Smart Schema Inference Engine.

Takes a basic DDL-parsed SpindleSchema and enhances it with realistic generation strategies inferred from schema structure: table roles, column semantics, FK distributions, temporal patterns, and business rules.

Usage

from sqllocks_spindle.schema import DdlParser from sqllocks_spindle.schema.inference import SchemaInferenceEngine

schema = DdlParser().parse_file("my_tables.sql") smart_schema = SchemaInferenceEngine().infer(schema)

Classes

TableRole

Bases: Enum

Semantic role of a table in the schema.

ColumnSemantic

Bases: Enum

Semantic role of a column.

InferenceAnnotation dataclass

Explanation of a single inference decision.
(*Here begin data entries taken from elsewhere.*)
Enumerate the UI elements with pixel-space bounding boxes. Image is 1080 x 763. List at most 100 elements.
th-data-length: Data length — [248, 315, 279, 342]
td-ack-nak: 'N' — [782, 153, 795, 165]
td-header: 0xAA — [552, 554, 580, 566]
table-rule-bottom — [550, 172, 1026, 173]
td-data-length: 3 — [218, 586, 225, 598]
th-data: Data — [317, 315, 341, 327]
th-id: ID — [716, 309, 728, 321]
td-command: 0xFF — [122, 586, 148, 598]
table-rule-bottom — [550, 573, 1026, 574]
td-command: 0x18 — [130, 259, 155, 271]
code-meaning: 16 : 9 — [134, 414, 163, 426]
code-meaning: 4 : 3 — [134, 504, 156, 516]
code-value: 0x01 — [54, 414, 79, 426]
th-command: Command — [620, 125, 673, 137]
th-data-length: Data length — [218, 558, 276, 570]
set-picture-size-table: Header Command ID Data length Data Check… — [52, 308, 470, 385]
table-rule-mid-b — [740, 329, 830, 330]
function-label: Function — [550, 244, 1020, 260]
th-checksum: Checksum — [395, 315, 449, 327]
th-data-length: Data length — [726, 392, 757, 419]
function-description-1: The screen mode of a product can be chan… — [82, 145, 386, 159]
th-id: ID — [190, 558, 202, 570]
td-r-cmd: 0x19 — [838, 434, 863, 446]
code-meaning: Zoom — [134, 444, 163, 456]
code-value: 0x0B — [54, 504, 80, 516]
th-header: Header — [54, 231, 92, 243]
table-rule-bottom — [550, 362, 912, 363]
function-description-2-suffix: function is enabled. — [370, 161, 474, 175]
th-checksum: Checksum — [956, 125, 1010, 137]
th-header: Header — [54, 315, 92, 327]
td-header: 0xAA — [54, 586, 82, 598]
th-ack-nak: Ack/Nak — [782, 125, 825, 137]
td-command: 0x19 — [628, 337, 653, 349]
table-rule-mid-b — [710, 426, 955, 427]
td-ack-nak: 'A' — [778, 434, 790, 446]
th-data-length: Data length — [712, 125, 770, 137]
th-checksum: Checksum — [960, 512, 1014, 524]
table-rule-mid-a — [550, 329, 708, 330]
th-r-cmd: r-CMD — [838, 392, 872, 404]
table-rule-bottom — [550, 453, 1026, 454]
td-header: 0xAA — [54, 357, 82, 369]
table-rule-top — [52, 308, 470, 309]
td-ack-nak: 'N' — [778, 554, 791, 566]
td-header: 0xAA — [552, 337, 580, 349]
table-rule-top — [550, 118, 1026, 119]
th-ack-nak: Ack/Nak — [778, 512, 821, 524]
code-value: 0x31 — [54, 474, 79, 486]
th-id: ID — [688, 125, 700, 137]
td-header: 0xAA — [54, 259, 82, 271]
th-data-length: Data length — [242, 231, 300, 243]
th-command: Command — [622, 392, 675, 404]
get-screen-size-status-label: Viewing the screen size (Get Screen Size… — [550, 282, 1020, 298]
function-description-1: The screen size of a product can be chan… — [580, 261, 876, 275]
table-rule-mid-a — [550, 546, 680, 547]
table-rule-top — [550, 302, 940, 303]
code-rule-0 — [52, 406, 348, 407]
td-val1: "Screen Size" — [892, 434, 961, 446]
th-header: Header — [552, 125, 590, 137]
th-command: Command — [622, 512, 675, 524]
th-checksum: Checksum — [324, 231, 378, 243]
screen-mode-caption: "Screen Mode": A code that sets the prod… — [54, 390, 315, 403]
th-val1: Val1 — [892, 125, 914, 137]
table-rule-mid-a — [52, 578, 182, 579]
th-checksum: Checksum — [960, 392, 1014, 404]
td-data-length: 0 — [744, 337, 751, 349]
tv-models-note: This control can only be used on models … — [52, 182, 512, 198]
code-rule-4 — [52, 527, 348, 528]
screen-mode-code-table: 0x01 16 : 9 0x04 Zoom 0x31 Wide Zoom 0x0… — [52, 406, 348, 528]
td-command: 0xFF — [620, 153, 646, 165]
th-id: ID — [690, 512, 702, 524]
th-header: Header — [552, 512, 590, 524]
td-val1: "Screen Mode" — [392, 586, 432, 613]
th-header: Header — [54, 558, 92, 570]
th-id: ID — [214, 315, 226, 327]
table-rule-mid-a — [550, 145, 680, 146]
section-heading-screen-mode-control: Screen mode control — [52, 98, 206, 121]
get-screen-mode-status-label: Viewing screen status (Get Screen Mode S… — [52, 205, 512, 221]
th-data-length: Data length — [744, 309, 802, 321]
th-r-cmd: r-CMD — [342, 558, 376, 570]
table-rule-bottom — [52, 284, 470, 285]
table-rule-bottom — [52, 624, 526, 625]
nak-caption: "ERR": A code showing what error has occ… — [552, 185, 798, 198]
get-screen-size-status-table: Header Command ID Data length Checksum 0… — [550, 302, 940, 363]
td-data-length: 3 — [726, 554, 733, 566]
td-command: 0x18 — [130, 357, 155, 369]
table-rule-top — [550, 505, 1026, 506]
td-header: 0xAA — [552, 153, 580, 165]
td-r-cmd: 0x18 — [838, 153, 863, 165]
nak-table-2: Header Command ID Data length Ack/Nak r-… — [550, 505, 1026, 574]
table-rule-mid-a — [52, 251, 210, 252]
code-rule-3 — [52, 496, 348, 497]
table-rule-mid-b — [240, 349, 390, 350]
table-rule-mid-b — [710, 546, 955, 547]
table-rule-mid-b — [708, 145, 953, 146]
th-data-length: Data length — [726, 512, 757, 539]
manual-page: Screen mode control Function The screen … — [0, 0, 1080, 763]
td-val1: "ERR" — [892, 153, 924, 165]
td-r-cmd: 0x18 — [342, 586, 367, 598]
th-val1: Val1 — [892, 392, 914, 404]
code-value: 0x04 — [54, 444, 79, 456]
InferenceContext dataclass

Accumulated analysis state passed through the analyzer pipeline.

Methods:
build_graphs()

Build parent/child relationship graphs from schema.

Analyzer

Bases: Protocol

Interface for inference pipeline stages.

SchemaInferenceEngine

Enhance a basic DDL-parsed schema with smart inferences.

Usage

engine = SchemaInferenceEngine() smart_schema = engine.infer(basic_schema)

Methods:
infer(schema)

Run the full inference pipeline and return an enhanced schema.

infer_with_report(schema)

Run inference and return both the schema and the explanation report.